Dante slid in beside her and slammed the door. "Drive. Now."
Marcus was already behind the wheel. The SUV peeled out of the garage, tires screaming.
Sienna pressed herself into the corner, as far from the blood as she could get. Her mind was spinning. Silas was dead. Someone had killed him and left him as a warning.
"Who did this?" she managed to choke out.
Dante didn't answer right away. He was staring out the window, his jaw tight, his hand resting on the gun in his lap.
Finally, he spoke. "Someone who wants me to know they're coming."
Marcus glanced at them in the rearview mirror. "Sir, there's more. Silas was found an hour ago in an alley near the Blackwood apartment. Someone delivered him to me. Along with this."
He handed Dante a burner phone.
Dante turned it on. The screen lit up with a single voicemail notification.
He put it on speaker.
The voice that came through was distorted, mechanical, impossible to identify. But the words were crystal clear.

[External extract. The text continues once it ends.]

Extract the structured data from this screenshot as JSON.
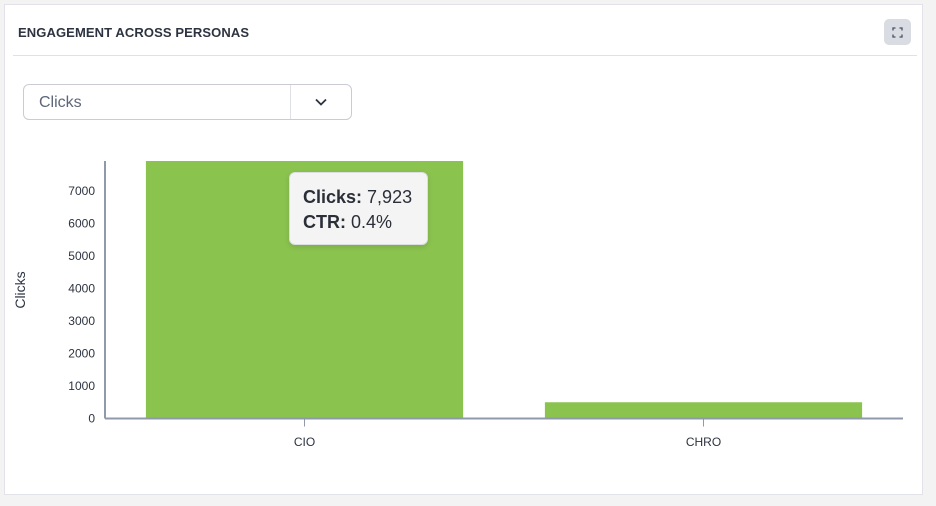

"The girl is the key. Bring her to the Port Authority warehouse at dawn. Alone. Or your entire empire burns."
The message ended.
Silence filled the SUV.
Sienna felt like she couldn't breathe. The girl is the key. They were talking about her. Not the ledger. Not the money.
Her.
"Dante," she whispered. "What does that mean? Why do they want me?"
He turned to look at her, and for the first time since this nightmare started, she saw something in his eyes that terrified her more than anything else.
Fear.
"The ledger isn't just evidence of your father's crimes," he said quietly. "It contains bank routing numbers. Offshore accounts. Five hundred million dollars in syndicate money."
Her blood turned to ice. "What?"
"Whoever controls those accounts controls the entire East Coast underworld." His hand tightened on the gun. "And they think you know how to access them."
"But I don't! I don't know anything about..."
Her phone buzzed.
She pulled it out with shaking hands. A text message from an unknown number. Just a photo.
She opened it.
And her heart stopped.
It was her father. Tied to a chair in what looked like a warehouse. His face was bruised and bloody. His eyes were wide with terror.
Below the photo, a single line of text.
**I'm sorry, sis. They have Dad. If you don't give them what they want, they'll kill him. Julian.**
Sienna stared at the screen, the words blurring as tears filled her eyes.
This wasn't just about Dante's revenge anymore.
This wasn't even about the seven nights she owed him.
This was about survival.
And the monsters hunting them weren't going to stop until everyone she loved was dead.